We have just upgraded from 3.18 to 3.22 and I thought people would be interesting in seeing the before and after graphs.
This is the DB load over the last 24 hours.
[attachment=417:cacti-load.jpg]
You can see a big dip in load (close to 50%).
The load on the App server is unchanged (even using memcached for sessions).
As far as responsiveness goes, the plain upgrade (no memcached) dramatically improved admin performance.
Post adding memcached also seems to improve admin speed.

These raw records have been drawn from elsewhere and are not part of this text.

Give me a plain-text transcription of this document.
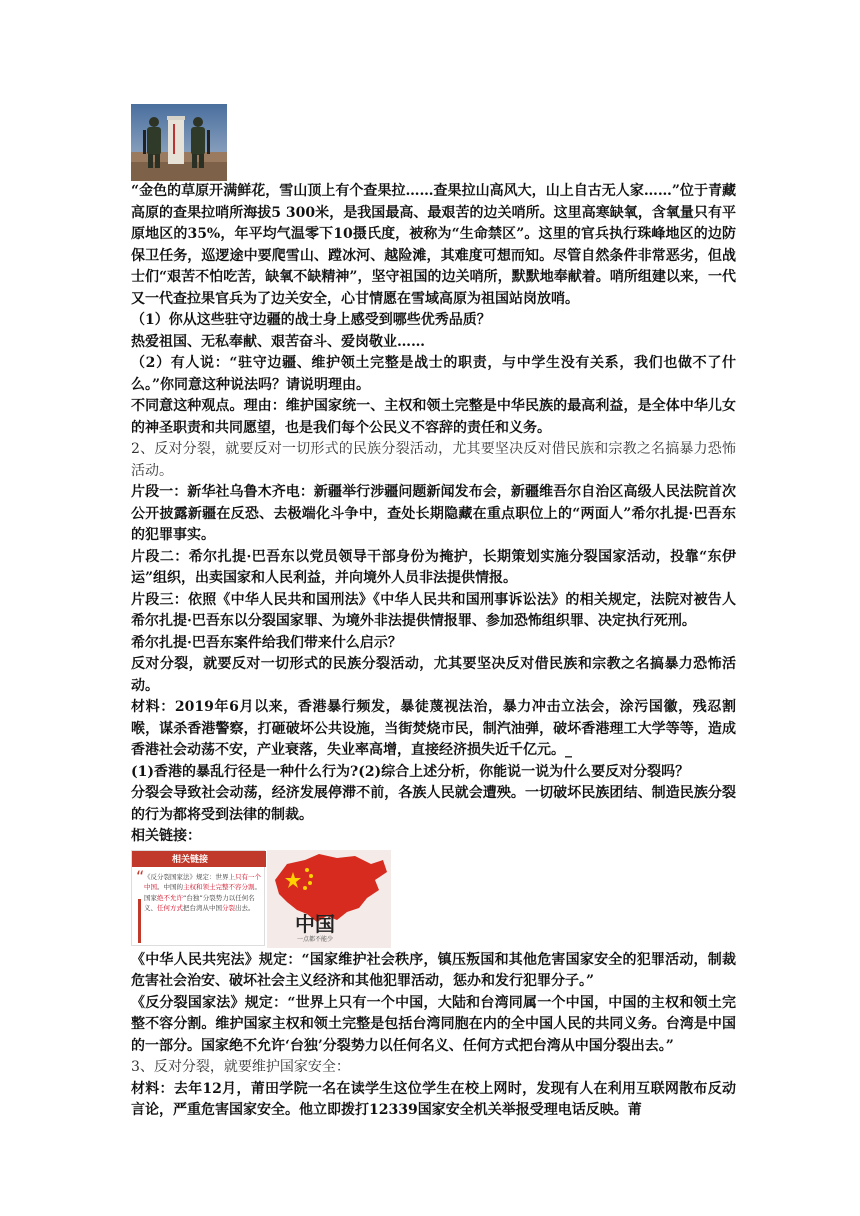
“金色的草原开满鲜花，雪山顶上有个查果拉……查果拉山高风大，山上自古无人家……”位于青藏高原的查果拉哨所海拔5 300米，是我国最高、最艰苦的边关哨所。这里高寒缺氧，含氧量只有平原地区的35%，年平均气温零下10摄氏度，被称为“生命禁区”。这里的官兵执行珠峰地区的边防保卫任务，巡逻途中要爬雪山、蹚冰河、越险滩，其难度可想而知。尽管自然条件非常恶劣，但战士们“艰苦不怕吃苦，缺氧不缺精神”，坚守祖国的边关哨所，默默地奉献着。哨所组建以来，一代又一代查拉果官兵为了边关安全，心甘情愿在雪域高原为祖国站岗放哨。

（1）你从这些驻守边疆的战士身上感受到哪些优秀品质？

热爱祖国、无私奉献、艰苦奋斗、爱岗敬业……

（2）有人说：“驻守边疆、维护领土完整是战士的职责，与中学生没有关系，我们也做不了什么。”你同意这种说法吗？请说明理由。

不同意这种观点。理由：维护国家统一、主权和领土完整是中华民族的最高利益，是全体中华儿女的神圣职责和共同愿望，也是我们每个公民义不容辞的责任和义务。

2、反对分裂，就要反对一切形式的民族分裂活动，尤其要坚决反对借民族和宗教之名搞暴力恐怖活动。

片段一：新华社乌鲁木齐电：新疆举行涉疆问题新闻发布会，新疆维吾尔自治区高级人民法院首次公开披露新疆在反恐、去极端化斗争中，查处长期隐藏在重点职位上的“两面人”希尔扎提·巴吾东的犯罪事实。

片段二：希尔扎提·巴吾东以党员领导干部身份为掩护，长期策划实施分裂国家活动，投靠“东伊运”组织，出卖国家和人民利益，并向境外人员非法提供情报。

片段三：依照《中华人民共和国刑法》《中华人民共和国刑事诉讼法》的相关规定，法院对被告人希尔扎提·巴吾东以分裂国家罪、为境外非法提供情报罪、参加恐怖组织罪、决定执行死刑。

希尔扎提·巴吾东案件给我们带来什么启示？

反对分裂，就要反对一切形式的民族分裂活动，尤其要坚决反对借民族和宗教之名搞暴力恐怖活动。

材料：2019年6月以来，香港暴行频发，暴徒蔑视法治，暴力冲击立法会，涂污国徽，残忍割喉，谋杀香港警察，打砸破坏公共设施，当街焚烧市民，制汽油弹，破坏香港理工大学等等，造成香港社会动荡不安，产业衰落，失业率高增，直接经济损失近千亿元。_

(1)香港的暴乱行径是一种什么行为?(2)综合上述分析，你能说一说为什么要反对分裂吗？

分裂会导致社会动荡，经济发展停滞不前，各族人民就会遭殃。一切破坏民族团结、制造民族分裂的行为都将受到法律的制裁。

相关链接：

相关链接
“ 《反分裂国家法》规定：世界上只有一个中国。中国的主权和领土完整不容分割。国家绝不允许“台独”分裂势力以任何名义、任何方式把台湾从中国分裂出去。
中国
一点都不能少

《中华人民共宪法》规定：“国家维护社会秩序，镇压叛国和其他危害国家安全的犯罪活动，制裁危害社会治安、破坏社会主义经济和其他犯罪活动，惩办和发行犯罪分子。”

《反分裂国家法》规定：“世界上只有一个中国，大陆和台湾同属一个中国，中国的主权和领土完整不容分割。维护国家主权和领土完整是包括台湾同胞在内的全中国人民的共同义务。台湾是中国的一部分。国家绝不允许‘台独’分裂势力以任何名义、任何方式把台湾从中国分裂出去。”

3、反对分裂，就要维护国家安全：

材料：去年12月，莆田学院一名在读学生这位学生在校上网时，发现有人在利用互联网散布反动言论，严重危害国家安全。他立即拨打12339国家安全机关举报受理电话反映。莆
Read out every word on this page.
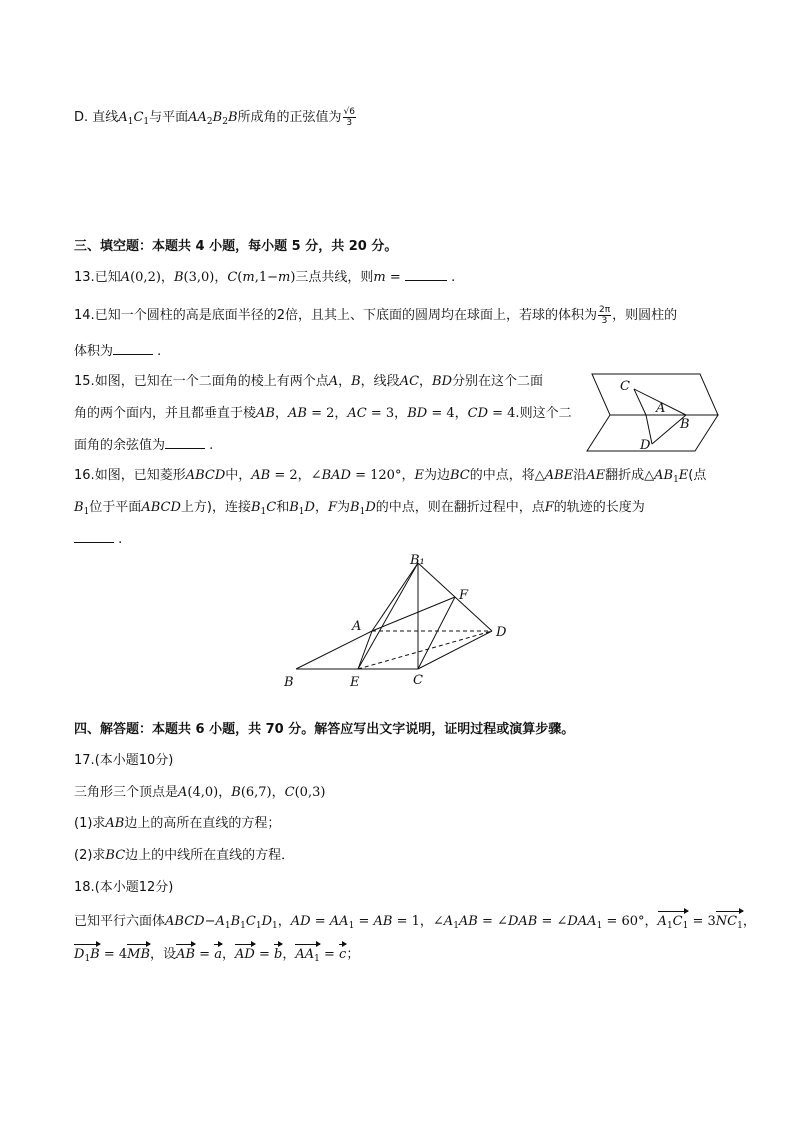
D. 直线$A_1C_1$与平面$AA_2B_2B$所成角的正弦值为 $\frac{√6}{3}$
三、填空题：本题共 4 小题，每小题 5 分，共 20 分。
13.已知A(0,2)，B(3,0)，C(m,1−m)三点共线，则m =	.
14.已知一个圆柱的高是底面半径的2倍，且其上、下底面的圆周均在球面上，若球的体积为 $\frac{2\pi}{3}$ ，则圆柱的
体积为	.
15.如图，已知在一个二面角的棱上有两个点A，B，线段AC，BD分别在这个二面
角的两个面内，并且都垂直于棱AB，AB = 2，AC = 3，BD = 4，CD = 4.则这个二
面角的余弦值为	.
C
A
B
D
16.如图，已知菱形ABCD中，AB = 2，∠BAD = 120°，E为边BC的中点，将△ABE沿AE翻折成$\triangle AB_1E$(点
$B_1$位于平面ABCD上方)，连接$B_1C$和$B_1D$，F为$B_1D$的中点，则在翻折过程中，点F的轨迹的长度为
.
B₁
F
A	D
B	E	C
四、解答题：本题共 6 小题，共 70 分。解答应写出文字说明，证明过程或演算步骤。
17.(本小题10分)
三角形三个顶点是A(4,0)，B(6,7)，C(0,3)
(1)求AB边上的高所在直线的方程；
(2)求BC边上的中线所在直线的方程．
18.(本小题12分)
已知平行六面体$ABCD-A_1B_1C_1D_1$，AD = $AA_1$ = AB = 1，$\angle A_1AB$ = ∠DAB = $\angle DAA_1 = 60^\circ$，$A_1C_1 = 3NC_1$，
$D_1B = 4MB$，设AB = a，AD = b，$AA_1 = c$；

The front end seems to be faster, but it is hard to say as we have put in place other non-matrix measures already.
cheers,
Richard
cacti-load.jpg (24.5 KB)
Hi,
[quote]
We have just upgraded from 3.18 to 3.22 and I thought people would be interesting in seeing the before and after graphs.
This is the DB load over the last 24 hours.
[attachment=417:cacti-load.jpg]
You can see a big dip in load (close to 50%).
The load on the App server is unchanged (even using memcached for sessions).
As far as responsiveness goes, the plain upgrade (no memcached) dramatically improved admin performance.
Post adding memcached also seems to improve admin speed.
The front end seems to be faster, but it is hard to say as we have put in place other non-matrix measures already.
cheers,
Richard
[/quote]
Awesome
Note that not everyone will get a huge improvement like this (it'll be based on how your site is structured) but hopefully you'll see some improvements in each major upgrade.
[quote]
Awesome
Note that not everyone will get a huge improvement like this (it'll be based on how your site is structured) but hopefully you'll see some improvements in each major upgrade.
[/quote]
True. We have a lot of asset listings, nested asset listing, and site wide stuff going on.
[quote]
True. We have a lot of asset listings, nested asset listing, and site wide stuff going on.
[/quote]
It's still very interesting to see the improvements, thanks for sharing 
Our upgrade was worth it. Speed and load time improved a lot. We use to have problem where database are hogging the CPU resource, but the problem seems to gone away after we upgrade to 3.2.
Im not sure if the older version behave the same way, but in the new version queries seems to be serialized. Instead of having few 1 heavy queries, I notice that the 3.2 generate lots of small queries.
Our main page generate 1329 small queries to load un-cached page. This architecture provide good and bad points. The good point is that you will see huge drop in load average on the database server and you will not see much activity in there ( because the queries runs very fast).
The bad : This architecture suffer from ripple effect where 1 slow transaction will cause subsequent transaction seems slower.